|Delicious is the first in a four-part series about the Buchanans, a family of four siblings and their bossy, controlling, manipulative grandmother; it is set in Seattle and in the family’s four restaurants. The first story features Cal Buchanan, the oldest sibling, who is taking a break from building his successful coffee chain to become general manager of the family’s flagship restaurant, the venerable Waterfront. The place has been forced to close because it is simply failing; it is so out of touch, out of place and out of date that you can practically feel the yellowing, peeling vinyl on the menus. Cal will be the general manager for four months to whip the place into shape, but he needs a top-notch chef, and the best would be his ex-wife Penny Jackson.
Happy to have him come crawling back to her, Penny sets tough conditions on her contract that let her have complete creative control and ownership of any recipes she creates. She will use these, and the rather large chunk of change she is going to earn over the next three years from the Buchanans, to open her own restaurant. In the meantime, she’ll make do at the Waterfront, watch her reputation grow, and make use of their maternity leave benefits.
Penny’s a modern girl – tired of waiting for the traditional arrangement, she’s getting herself a baby the new-fashioned way. She is four months into her artificial insemination pregnancy. Penny suffered a miscarriage while married to Cal, and then was shocked and disappointed when he was unwilling to try again. He was going back on their agreement about having children, and that was the beginning of their slide toward divorce. His refusal to recommend her for a position in one of the family restaurants was merely the final straw. Needless to say, there was more to the story than that, and Grandma was behind some major manipulations that complicated matters then and she is busier than ever manipulating things today.
Of course, if these people ever talked to each other like grownups instead of running away to nurse their hurt feelings, then Grandma Gloria wouldn’t be so all-powerful. While the story isn’t completely about the big misunderstanding, it is fundamentally about the big unwillingness-to-ask-questions-and-find-out-what-is-going-on thing. This wasn’t enough of an annoyance to make the book unreadable, but it did seem to drag things out unnecessarily. Without this factor, though, there wouldn’t be much to the main story.
Penny and Cal are nice enough folks, if somewhat bland. His two brothers seem much more interesting, so maybe their tales will be more compelling. In fact, pretty much everyone in the book is more interesting than the main characters, especially Grandma and Penny’s assistant, Naomi-the-expeditor. And as it turns out, the behind-the-scenes restaurant detail turns out to be more interesting than the romance. At least the information was nicely woven into the tale, and never felt like it was just for show-and-tell.

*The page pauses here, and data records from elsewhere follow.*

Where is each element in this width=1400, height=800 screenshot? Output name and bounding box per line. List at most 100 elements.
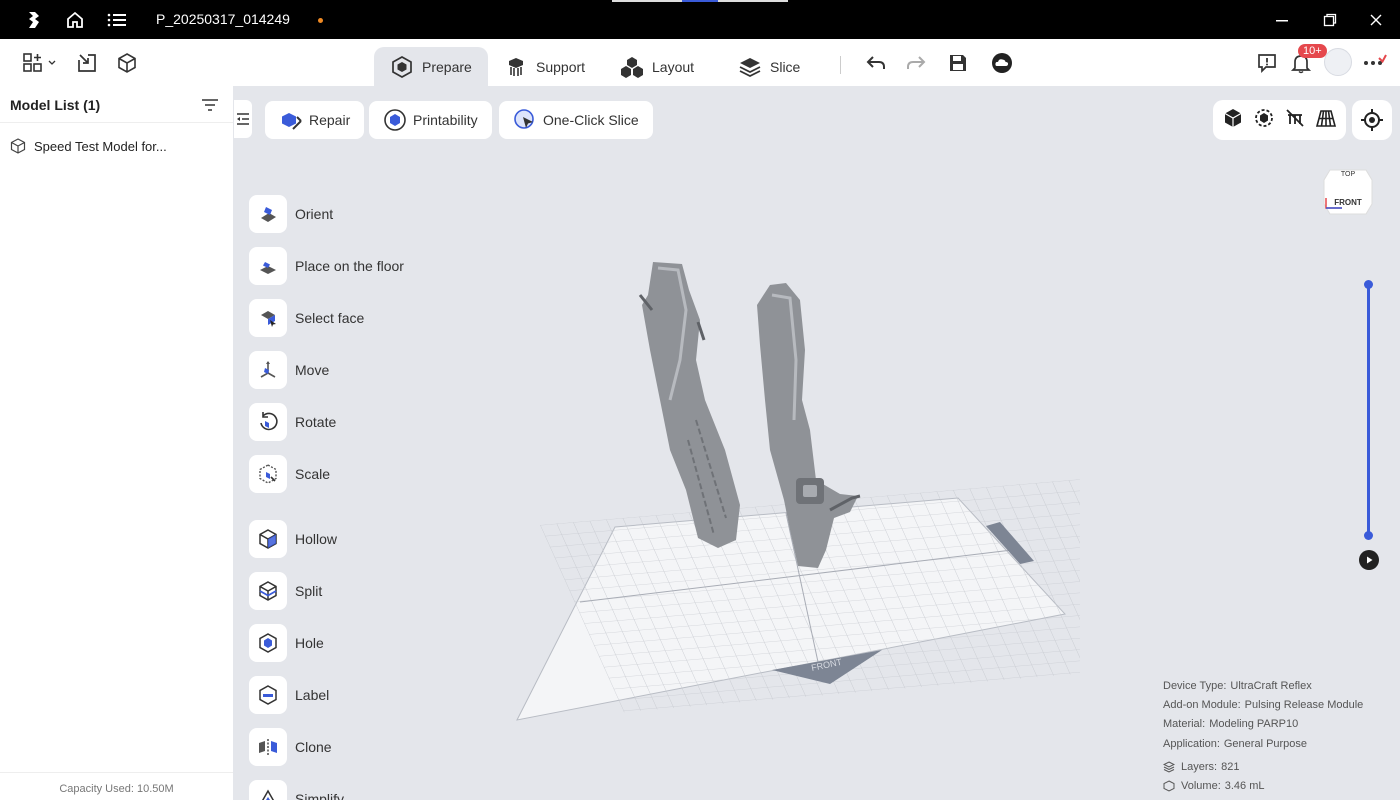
overhang-view-icon[interactable] <box>1253 107 1275 134</box>
solid-view-icon[interactable] <box>1222 107 1244 134</box>
minimize-icon[interactable] <box>1272 10 1292 30</box>
tool-orient[interactable]: Orient <box>249 195 333 233</box>
play-icon <box>1367 556 1373 564</box>
locate-icon <box>1361 109 1383 131</box>
clone-icon <box>249 728 287 766</box>
volume-icon <box>1163 780 1175 792</box>
cloud-icon[interactable] <box>989 50 1015 76</box>
tool-clone[interactable]: Clone <box>249 728 332 766</box>
one-click-slice-button[interactable]: One-Click Slice <box>499 101 653 139</box>
tool-label[interactable]: Label <box>249 676 329 714</box>
label-icon <box>249 676 287 714</box>
tool-clone-label: Clone <box>295 739 332 755</box>
3d-viewport[interactable]: FRONT <box>500 250 1179 730</box>
collapse-panel-button[interactable] <box>234 100 252 138</box>
tab-layout-label: Layout <box>652 58 695 75</box>
unsaved-indicator <box>318 18 323 23</box>
tool-hollow[interactable]: Hollow <box>249 520 337 558</box>
layers-icon <box>1163 761 1175 773</box>
menu-icon[interactable] <box>106 9 128 31</box>
layer-slider-track[interactable] <box>1367 284 1370 536</box>
tool-hole-label: Hole <box>295 635 324 651</box>
filter-icon[interactable] <box>200 96 220 114</box>
model-part-left[interactable] <box>638 262 740 548</box>
simplify-icon <box>249 780 287 800</box>
prepare-icon <box>392 55 412 78</box>
device-type-info: Device Type: UltraCraft Reflex <box>1163 680 1312 692</box>
panel-footer-divider <box>0 772 233 773</box>
tab-support-label: Support <box>536 58 586 75</box>
feedback-icon[interactable] <box>1254 50 1280 76</box>
redo-icon[interactable] <box>903 50 929 76</box>
tool-simplify[interactable]: Simplify <box>249 780 344 800</box>
close-icon[interactable] <box>1366 10 1386 30</box>
printability-icon <box>384 109 406 131</box>
move-icon <box>249 351 287 389</box>
tab-support[interactable]: Support <box>488 47 601 86</box>
drag-indicator <box>612 0 788 2</box>
import-icon[interactable] <box>74 50 100 76</box>
tool-rotate[interactable]: Rotate <box>249 403 336 441</box>
layers-value: 821 <box>1221 761 1240 773</box>
material-info: Material: Modeling PARP10 <box>1163 718 1298 730</box>
collapse-icon <box>237 113 249 125</box>
layers-label: Layers: <box>1181 761 1218 773</box>
tool-place-on-floor[interactable]: Place on the floor <box>249 247 404 285</box>
save-icon[interactable] <box>945 50 971 76</box>
application-value: General Purpose <box>1223 738 1308 750</box>
locate-button[interactable] <box>1352 100 1392 140</box>
tool-orient-label: Orient <box>295 206 334 222</box>
printability-label: Printability <box>413 112 478 128</box>
addon-module-label: Add-on Module: <box>1163 699 1241 711</box>
model-list-item[interactable]: Speed Test Model for... <box>10 138 167 154</box>
repair-button[interactable]: Repair <box>265 101 365 139</box>
toolbar-divider <box>840 56 841 74</box>
play-button[interactable] <box>1359 550 1379 570</box>
title-bar: P_20250317_014249 <box>0 0 1400 39</box>
tab-slice[interactable]: Slice <box>722 47 816 86</box>
tab-layout[interactable]: Layout <box>604 47 710 86</box>
layout-icon <box>621 56 643 78</box>
viewcube-front-label: FRONT <box>1334 198 1362 207</box>
tool-label-label: Label <box>295 687 330 703</box>
tool-scale[interactable]: Scale <box>249 455 330 493</box>
layers-info: Layers: 821 <box>1163 761 1239 773</box>
undo-icon[interactable] <box>863 50 889 76</box>
material-value: Modeling PARP10 <box>1209 718 1299 730</box>
tool-scale-label: Scale <box>295 466 331 482</box>
model-cube-icon[interactable] <box>114 50 140 76</box>
support-icon <box>509 57 523 76</box>
volume-value: 3.46 mL <box>1224 780 1265 792</box>
app-logo-icon[interactable] <box>23 9 45 31</box>
capacity-used: Capacity Used: 10.50M <box>59 783 174 795</box>
tool-rotate-label: Rotate <box>295 414 337 430</box>
layer-slider-bottom-handle[interactable] <box>1364 531 1373 540</box>
scale-icon <box>249 455 287 493</box>
main-toolbar: Prepare Support Layout Slice <box>0 39 1400 86</box>
rotate-icon <box>249 403 287 441</box>
platform-grid-icon[interactable] <box>1315 107 1337 134</box>
tab-prepare[interactable]: Prepare <box>374 47 488 86</box>
tool-select-face-label: Select face <box>295 310 365 326</box>
tool-move[interactable]: Move <box>249 351 329 389</box>
restore-icon[interactable] <box>1320 10 1340 30</box>
printability-button[interactable]: Printability <box>369 101 492 139</box>
view-cube[interactable]: TOP FRONT <box>1322 164 1374 216</box>
tool-move-label: Move <box>295 362 330 378</box>
tool-select-face[interactable]: Select face <box>249 299 364 337</box>
split-icon <box>249 572 287 610</box>
tab-slice-label: Slice <box>770 58 801 75</box>
avatar[interactable] <box>1324 48 1352 76</box>
layer-slider-top-handle[interactable] <box>1364 280 1373 289</box>
tool-hollow-label: Hollow <box>295 531 338 547</box>
application-info: Application: General Purpose <box>1163 738 1307 750</box>
workspace-grid-icon[interactable] <box>20 50 58 76</box>
select-face-icon <box>249 299 287 337</box>
notification-badge: 10+ <box>1298 44 1327 58</box>
hide-support-icon[interactable] <box>1284 107 1306 134</box>
tool-hole[interactable]: Hole <box>249 624 324 662</box>
home-icon[interactable] <box>64 9 86 31</box>
repair-label: Repair <box>309 112 351 128</box>
one-click-slice-icon <box>514 109 534 129</box>
tool-split[interactable]: Split <box>249 572 322 610</box>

Aside from these restaurant business details, the other juicy parts of the tale are around Penny’s developing pregnancy and Cal’s reactions to it, starting with his attention to her growing bust line and through his accompanying her to her ultrasound appointment. It is a sweet time that they get to share together, clearly much better than her first pregnancy.
There was another story thread in addition to the manipulating grandma and the havoc she left in her wake; it is quite touching and also serves to give a little more heft to the book, and adds some dimension to Cal’s character as well. In the end, though, there wasn’t much compelling going on. There was enough of interest to keep me plowing on, but not very enthusiastically. The book is like dinner at a chain restaurant – you get the basics, they’re presented competently, but you wouldn’t go out of your way to eat there if you had a better choice. Maybe the next meals in the story will have more spice to them.